Microsoft’s plan is to have the same “Metro” style boxed interface on everything from phones, to tablets, to laptops and desktop computers – and to Xbox games consoles. And this makes some sense – having a common design and interface means that – at least in theory – if you can use one device, you can use another. If you know how the grid interface works on your phone, as soon as you switch on your Xbox is going to work.

In fact – our brains are wired for this. Without realising it, we’re constantly developing heuristics – mental shortcuts that help us cope with everyday life. These can be pretty simple – once we’ve seen someone drink something, we can be confident that it won’t poison us if we drink it, as we know our bodies are wired the same way – and if we see a picture of a hand on an unfamiliar door, we can be reasonably sure you have to push it rather than pull. So having some design consistency is a good thing.

Microsoft aren’t the only ones doing it – notice how increasingly Apple’s desktop Mac OS operating system is taking its design cues from the portable iOS for the same reasons – heuristic consistency.

However – it seems that Microsoft could be taking it too far.
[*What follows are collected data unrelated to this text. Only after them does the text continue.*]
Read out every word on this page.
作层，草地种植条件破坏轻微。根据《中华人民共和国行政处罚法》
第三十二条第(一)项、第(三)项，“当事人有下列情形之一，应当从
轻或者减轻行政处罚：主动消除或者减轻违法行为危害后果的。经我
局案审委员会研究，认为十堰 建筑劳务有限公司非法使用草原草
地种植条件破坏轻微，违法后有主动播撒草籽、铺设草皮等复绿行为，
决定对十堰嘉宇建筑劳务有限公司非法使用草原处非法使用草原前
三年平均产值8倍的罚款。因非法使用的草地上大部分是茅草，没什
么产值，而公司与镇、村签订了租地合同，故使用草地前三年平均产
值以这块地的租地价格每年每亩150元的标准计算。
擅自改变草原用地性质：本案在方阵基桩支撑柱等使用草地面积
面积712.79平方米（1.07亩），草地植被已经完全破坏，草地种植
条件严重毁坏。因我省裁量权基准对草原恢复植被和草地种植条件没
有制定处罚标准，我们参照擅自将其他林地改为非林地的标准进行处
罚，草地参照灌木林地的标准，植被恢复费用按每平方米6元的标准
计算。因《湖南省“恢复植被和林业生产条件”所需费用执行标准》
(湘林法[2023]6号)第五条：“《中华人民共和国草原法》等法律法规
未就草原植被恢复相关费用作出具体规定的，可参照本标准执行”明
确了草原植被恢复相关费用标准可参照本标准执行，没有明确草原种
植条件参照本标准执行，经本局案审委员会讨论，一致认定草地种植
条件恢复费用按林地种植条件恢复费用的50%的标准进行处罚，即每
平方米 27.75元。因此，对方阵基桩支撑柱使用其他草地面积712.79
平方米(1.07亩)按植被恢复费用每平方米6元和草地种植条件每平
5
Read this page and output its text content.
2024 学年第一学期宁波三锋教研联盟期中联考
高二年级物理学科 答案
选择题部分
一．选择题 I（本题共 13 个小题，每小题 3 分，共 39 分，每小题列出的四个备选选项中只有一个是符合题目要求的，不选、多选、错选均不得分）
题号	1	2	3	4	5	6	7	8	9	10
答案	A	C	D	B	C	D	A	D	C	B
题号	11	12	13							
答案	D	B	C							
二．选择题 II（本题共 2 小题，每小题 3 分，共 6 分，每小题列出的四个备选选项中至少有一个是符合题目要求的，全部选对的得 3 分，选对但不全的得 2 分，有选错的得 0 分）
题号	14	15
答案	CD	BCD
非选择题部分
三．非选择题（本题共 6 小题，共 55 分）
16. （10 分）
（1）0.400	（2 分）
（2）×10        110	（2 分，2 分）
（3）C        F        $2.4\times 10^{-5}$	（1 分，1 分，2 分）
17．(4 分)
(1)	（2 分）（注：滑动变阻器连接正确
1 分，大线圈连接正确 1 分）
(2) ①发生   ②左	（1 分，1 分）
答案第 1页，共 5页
As far as I can see there’s a bit of a problem in wanting all devices to be the same: all devices are different.

Consider different input devices. On the phone and tablet, the finger is king – so you want big fat buttons with gesture controls. You don’t want too much clutter on a relatively small screen. On a desktop computer meanwhile, precision is key – you’ve not only got a mouse or touchpad which you can be precise down to the pixel with, but you’ve also got a bank of 50-odd keys in front of you, which can be programmed to do a multitude of different tasks, which might take a lot of effort when you’ve just got a finger. You’ve also got more screen real estate – so you can pack more detail on.

The Xbox is different too – not only is it primarily controlled with a controller, one block at a time, but it can also react to voice and motion commands, the latter of which is never going to be practical on the bus.

So given these disparities – is the big boxed Metro interface the best one for it? Anyone who has suffered the misfortune of using Windows 8 will be able to describe the bewilderment of having these gigantic full-screen boxes appear over the normal windows interface unexpectedly. Not only is it an unpleasant experience compared to trusty old Windows 7, but it’s clearly been designed for touchscreen desktop computers – which have resolutely not happened yet (and even if they do – what about legacy computers upgrading… and isn’t keyboard and mouse less effort than lifting your arms up anyway?).

Apple’s approach appears to make a lot more sense: Though MacOS borrows many icons and naming conventions from iOS, apps are still designed with the medium in mind. Renaming Mac OS’s “Chat” to “Messages” to harmonise with iOS made a lot of sense – but having the settings function take over the whole screen would clearly not make any sense at all… so mercifully this hasn’t been done (unlike Windows 8).

So perhaps it’s time for Microsoft to rethink, and consider how we actually interact with technology and about how sometimes we don’t always want the same thing. Commonalities make sense… but making them at the extent of user experience defeats the whole point of “user experience”.